Evet, sonunda Kürdistan Tarihi dersinde Önderliğin Demokratik Ulus adlı savunmasının 5. cildinin 2. bölümünü okumaya başladık bugün. Yaklaşık 20 kişi Türkçe grubunda yer alıyordu. Bu demek oluyor ki Kürtçe ve Türkçe olmak üzere iki grubumuz mevcut haliyle bulunmaktadır. Kürtçe grubunun günü nasıl geçti pek bildiğim söylenemez ama bizimkini biraz yazabileceğim kadar biliyorum.
Önderliğin anlam hazinesi, yüreği ve beyninden beyaz kağıtlara nakış olmuş kitabını satır satır okuyan Delal arkadaşa çoğumuz gözlerimizi dikmiştik. Delal arkadaş akıcı bir şekilde sıralarken cümleleri peşi sıra, bizler de bilinen ve bilinmeyenlerin dehlizlerinde yüzme kararlılığını göstermek niyetiyle daldık daldık. Ve daldıkça her şeyden kopuyor, kendimizi yeniden yaratmanın gerçek masasına yatırıyorduk, birazdan başımıza gelecek dehşetli şeyden habersiz.

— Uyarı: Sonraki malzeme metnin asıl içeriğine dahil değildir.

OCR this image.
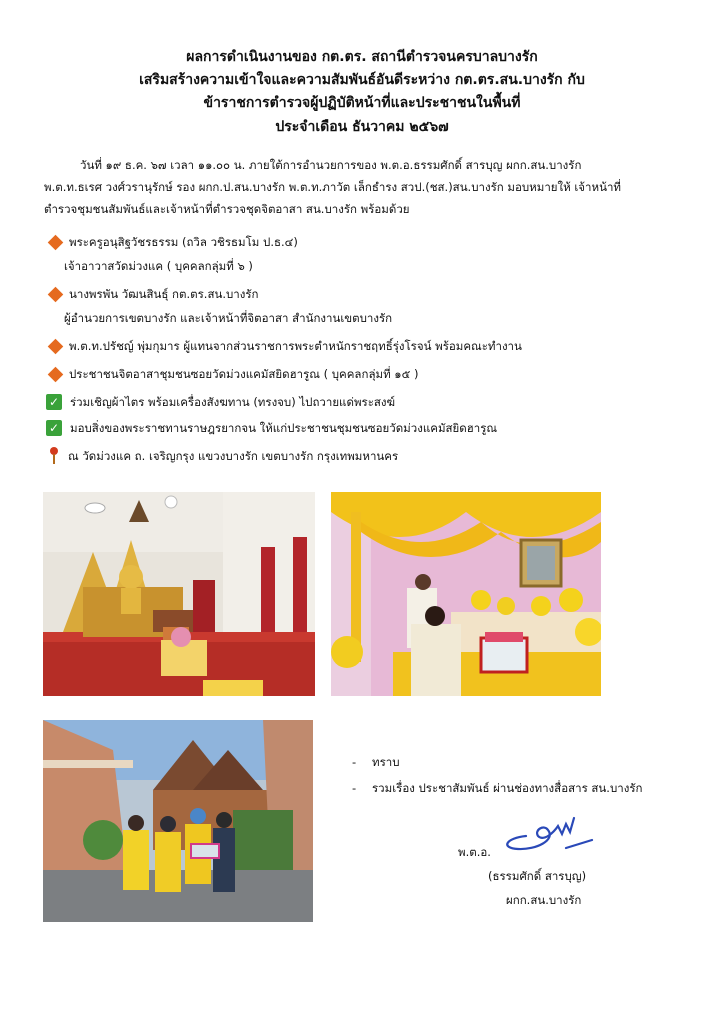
ผลการดำเนินงานของ กต.ตร. สถานีตำรวจนครบาลบางรัก
เสริมสร้างความเข้าใจและความสัมพันธ์อันดีระหว่าง กต.ตร.สน.บางรัก กับ
ข้าราชการตำรวจผู้ปฏิบัติหน้าที่และประชาชนในพื้นที่
ประจำเดือน ธันวาคม ๒๕๖๗
วันที่ ๑๙ ธ.ค. ๖๗ เวลา ๑๑.๐๐ น. ภายใต้การอำนวยการของ พ.ต.อ.ธรรมศักดิ์ สารบุญ ผกก.สน.บางรัก
พ.ต.ท.ธเรศ วงศ์วรานุรักษ์ รอง ผกก.ป.สน.บางรัก พ.ต.ท.ภาวัต เล็กธำรง สวป.(ชส.)สน.บางรัก มอบหมายให้ เจ้าหน้าที่
ตำรวจชุมชนสัมพันธ์และเจ้าหน้าที่ตำรวจชุดจิตอาสา สน.บางรัก พร้อมด้วย
พระครูอนุสิฐวัชรธรรม (ถวิล วชิรธมโม ป.ธ.๔)
เจ้าอาวาสวัดม่วงแค ( บุคคลกลุ่มที่ ๖ )
นางพรพัน วัฒนสินธุ์ กต.ตร.สน.บางรัก
ผู้อำนวยการเขตบางรัก และเจ้าหน้าที่จิตอาสา สำนักงานเขตบางรัก
พ.ต.ท.ปรัชญ์ พุ่มกุมาร ผู้แทนจากส่วนราชการพระตำหนักราชฤทธิ์รุ่งโรจน์ พร้อมคณะทำงาน
ประชาชนจิตอาสาชุมชนซอยวัดม่วงแคมัสยิดฮารูณ ( บุคคลกลุ่มที่ ๑๕ )
✓ ร่วมเชิญผ้าไตร พร้อมเครื่องสังฆทาน (ทรงจบ) ไปถวายแด่พระสงฆ์
✓ มอบสิ่งของพระราชทานราษฎรยากจน ให้แก่ประชาชนชุมชนซอยวัดม่วงแคมัสยิดฮารูณ
ณ วัดม่วงแค ถ. เจริญกรุง แขวงบางรัก เขตบางรัก กรุงเทพมหานคร
- ทราบ
- รวมเรื่อง ประชาสัมพันธ์ ผ่านช่องทางสื่อสาร สน.บางรัก
พ.ต.อ.
(ธรรมศักดิ์ สารบุญ)
ผกก.สน.บางรัก
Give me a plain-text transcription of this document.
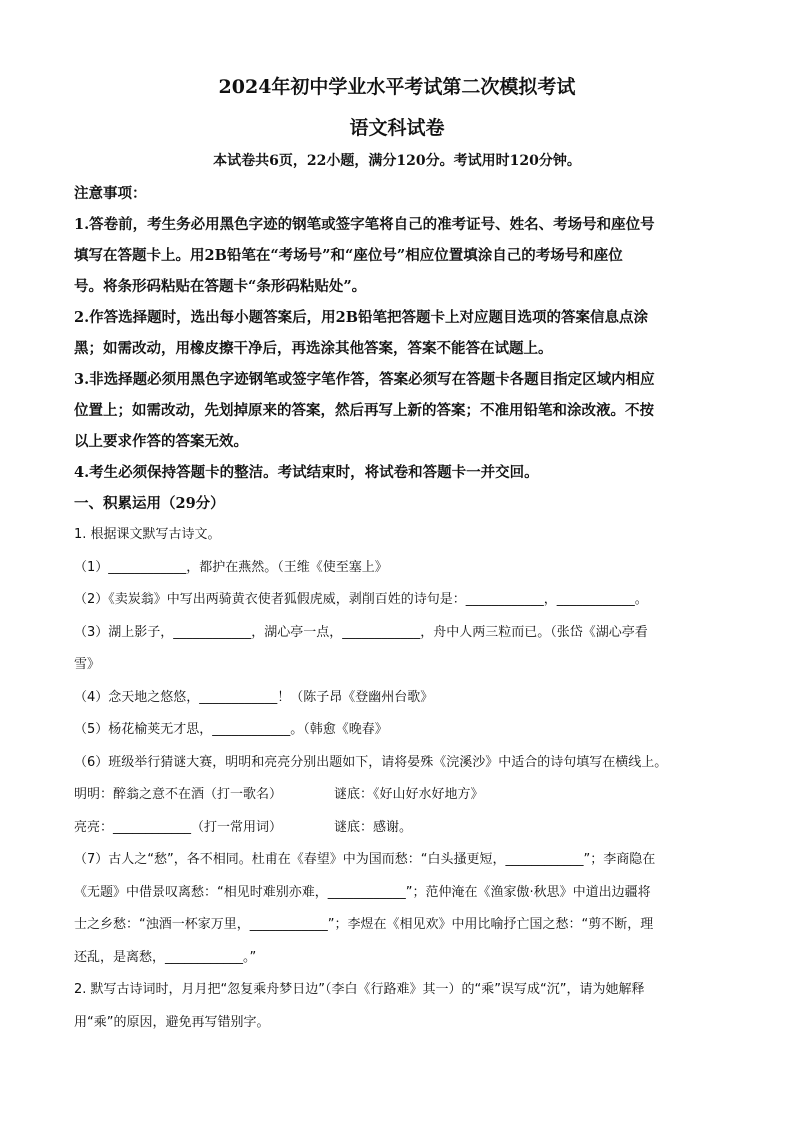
2024年初中学业水平考试第二次模拟考试
语文科试卷
本试卷共6页，22小题，满分120分。考试用时120分钟。
注意事项：
1.答卷前，考生务必用黑色字迹的钢笔或签字笔将自己的准考证号、姓名、考场号和座位号
填写在答题卡上。用2B铅笔在“考场号”和“座位号”相应位置填涂自己的考场号和座位
号。将条形码粘贴在答题卡“条形码粘贴处”。
2.作答选择题时，选出每小题答案后，用2B铅笔把答题卡上对应题目选项的答案信息点涂
黑；如需改动，用橡皮擦干净后，再选涂其他答案，答案不能答在试题上。
3.非选择题必须用黑色字迹钢笔或签字笔作答，答案必须写在答题卡各题目指定区域内相应
位置上；如需改动，先划掉原来的答案，然后再写上新的答案；不准用铅笔和涂改液。不按
以上要求作答的答案无效。
4.考生必须保持答题卡的整洁。考试结束时，将试卷和答题卡一并交回。
一、积累运用（29分）
1. 根据课文默写古诗文。
（1）____________，都护在燕然。（王维《使至塞上》
（2）《卖炭翁》中写出两骑黄衣使者狐假虎威，剥削百姓的诗句是：____________，____________。
（3）湖上影子，____________，湖心亭一点，____________，舟中人两三粒而已。（张岱《湖心亭看
雪》
（4）念天地之悠悠，____________！（陈子昂《登幽州台歌》
（5）杨花榆荚无才思，____________。（韩愈《晚春》
（6）班级举行猜谜大赛，明明和亮亮分别出题如下，请将晏殊《浣溪沙》中适合的诗句填写在横线上。
明明：醉翁之意不在酒（打一歌名）	谜底：《好山好水好地方》
亮亮：____________（打一常用词）	谜底：感谢。
（7）古人之“愁”，各不相同。杜甫在《春望》中为国而愁：“白头搔更短，____________”；李商隐在
《无题》中借景叹离愁：“相见时难别亦难，____________”；范仲淹在《渔家傲·秋思》中道出边疆将
士之乡愁：“浊酒一杯家万里，____________”；李煜在《相见欢》中用比喻抒亡国之愁：“剪不断，理
还乱，是离愁，____________。”
2. 默写古诗词时，月月把“忽复乘舟梦日边”（李白《行路难》其一）的“乘”误写成“沉”，请为她解释
用“乘”的原因，避免再写错别字。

Şu gerilla yaşamı evrenin hiçbir yerinde bulunmaz. Ne cesaretiyle, ne korkusuyla, ne anlamıyla, ne kararlılığıyla ve ne de beklenmedikleriyle. Aslında bu ritmik şekilde sıraladığım ne’lerin hepsi “ne de beklenmedikleriyle”nin hatırınaydı. E… Yazıyla biraz, nasıl desem, biraz diğer özellikleriyle bir sonrakini taçlandırmak gerekir düşüncesiyle gerilla yaşamının APO gerçekliğiyle geldiği noktayı Latin Alfabesiyle yazmak istedim, parmaklarımın arasındakiyle.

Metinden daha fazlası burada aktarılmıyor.